2 All the enterprise social you need is in SharePoint
3 Less confusion
Some Microsoft advocates are sold on Yammer because of its user-friendliness. SharePoint 2013 social users for their part say that their pick requires little to no training because it is so much like the familiar and intuitive Facebook and Twitter interfaces. While many software are designed to help employees work more efficiently, when a company increases the number of tools they use, there is bound to be a decrease in efficiency, no matter how easy to use the new tool might be. The simpler the process the better the outcome; that’s why it is simpler to stick to SharePoint alone rather than to use SharePoint with Yammer tagged onto it. This also applies to people working with a number of mobile devices. They don’t want, or need for that matter, to juggle between a slew of apps. Instead, they can get it all done in one spot with SharePoint 2013.
4 The compliance challenges posed by enterprise social networking
Small and big companies alike have heaps of documents to manage on a daily basis, often requiring the collaboration of a number of employees. Those dealing with sensitive data, be it legal, financial, medical or other, have the additional concern of abiding with legislated standards such as HIPAA, SOX and GLBA. One of the first criteria for data safety is to ensure that employees are actually using the safe technology that is at their disposal. The second is to have access to administration functionalities to handle the massive amounts of data produced. Here’s the challenge that enterprise social networking platforms face. They strive to make communication and collaboration effortless, user-friendly and intuitive while remaining compliant with specific regulations concerning sensitive data handling. Although most pro-Microsoft evangelists don’t agree, when it comes to adoption, SharePoint and Yammer are in the same class, however document sharing and collaboration is where they differ the most. Many of the document management features enjoyed by SharePoint users such as co-authoring, alerts, check-ins outs, or drags and drops are not available on Yammer. The same goes for control content approval, workflows, user-defined metadata, eDiscovery and end-user retention. This means that to be compliant using Yammer, you should deny direct document sharing and force employees to only exchange links from documents that are located in SharePoint.
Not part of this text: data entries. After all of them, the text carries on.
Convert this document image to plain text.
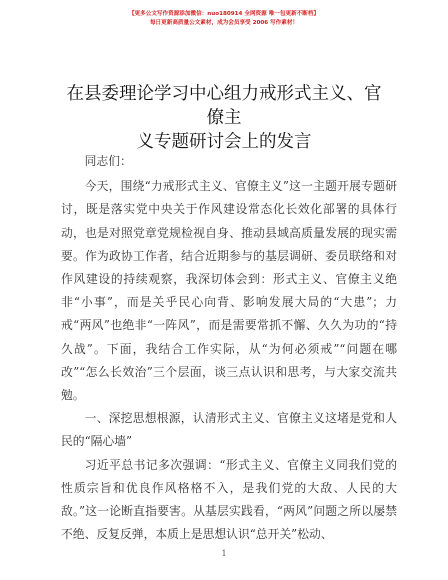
【更多公文写作资源添加微信：nuo180914 全网资源 唯一包更新不断档】
每日更新高质量公文素材，成为会员享受 2006 写作素材！
在县委理论学习中心组力戒形式主义、官僚主
义专题研讨会上的发言

同志们：

今天，围绕“力戒形式主义、官僚主义”这一主题开展专题研讨，既是落实党中央关于作风建设常态化长效化部署的具体行动，也是对照党章党规检视自身、推动县域高质量发展的现实需要。作为政协工作者，结合近期参与的基层调研、委员联络和对作风建设的持续观察，我深切体会到：形式主义、官僚主义绝非“小事”，而是关乎民心向背、影响发展大局的“大患”；力戒“两风”也绝非“一阵风”，而是需要常抓不懈、久久为功的“持久战”。下面，我结合工作实际，从“为何必须戒”“问题在哪改”“怎么长效治”三个层面，谈三点认识和思考，与大家交流共勉。

一、深挖思想根源，认清形式主义、官僚主义这堵是党和人民的“隔心墙”

习近平总书记多次强调：“形式主义、官僚主义同我们党的性质宗旨和优良作风格格不入，是我们党的大敌、人民的大敌。”这一论断直指要害。从基层实践看，“两风”问题之所以屡禁不绝、反复反弹，本质上是思想认识“总开关”松动、

1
Community contribution is essential when it comes to driving engagement and productivity. Ultimately, the biggest difference between Yammer and SharePoint social is this community concept which in my opinion, is Yammer’s biggest flaw. Contribution is arguably the best way to leverage collective wisdom; people join communities because they have precious expertise to gain or to share. Speaking to others is known to stimulate employee engagement because people tend to join communities not only for professional reasons but also out of personal interest. Yammer does offer the possibility to form groups based specific topics, however it lacks the recurring appeal of SharePoint 2013’s reward concept.
So Yammer only comes with Office365 or SharePoint Online subscriptions, well… what of it? SharePoint 2013’s out-of-the-box solution can meet all your enterprise social networking needs with an easy to use collaboration interface that s compliant with sensitive data regulations. And it offers a sharp productivity-boosting community concept to boot. In other words if you want a business that’s aligned with the enterprise social movement, Yammer is OK, but SharePoint is AWESOME!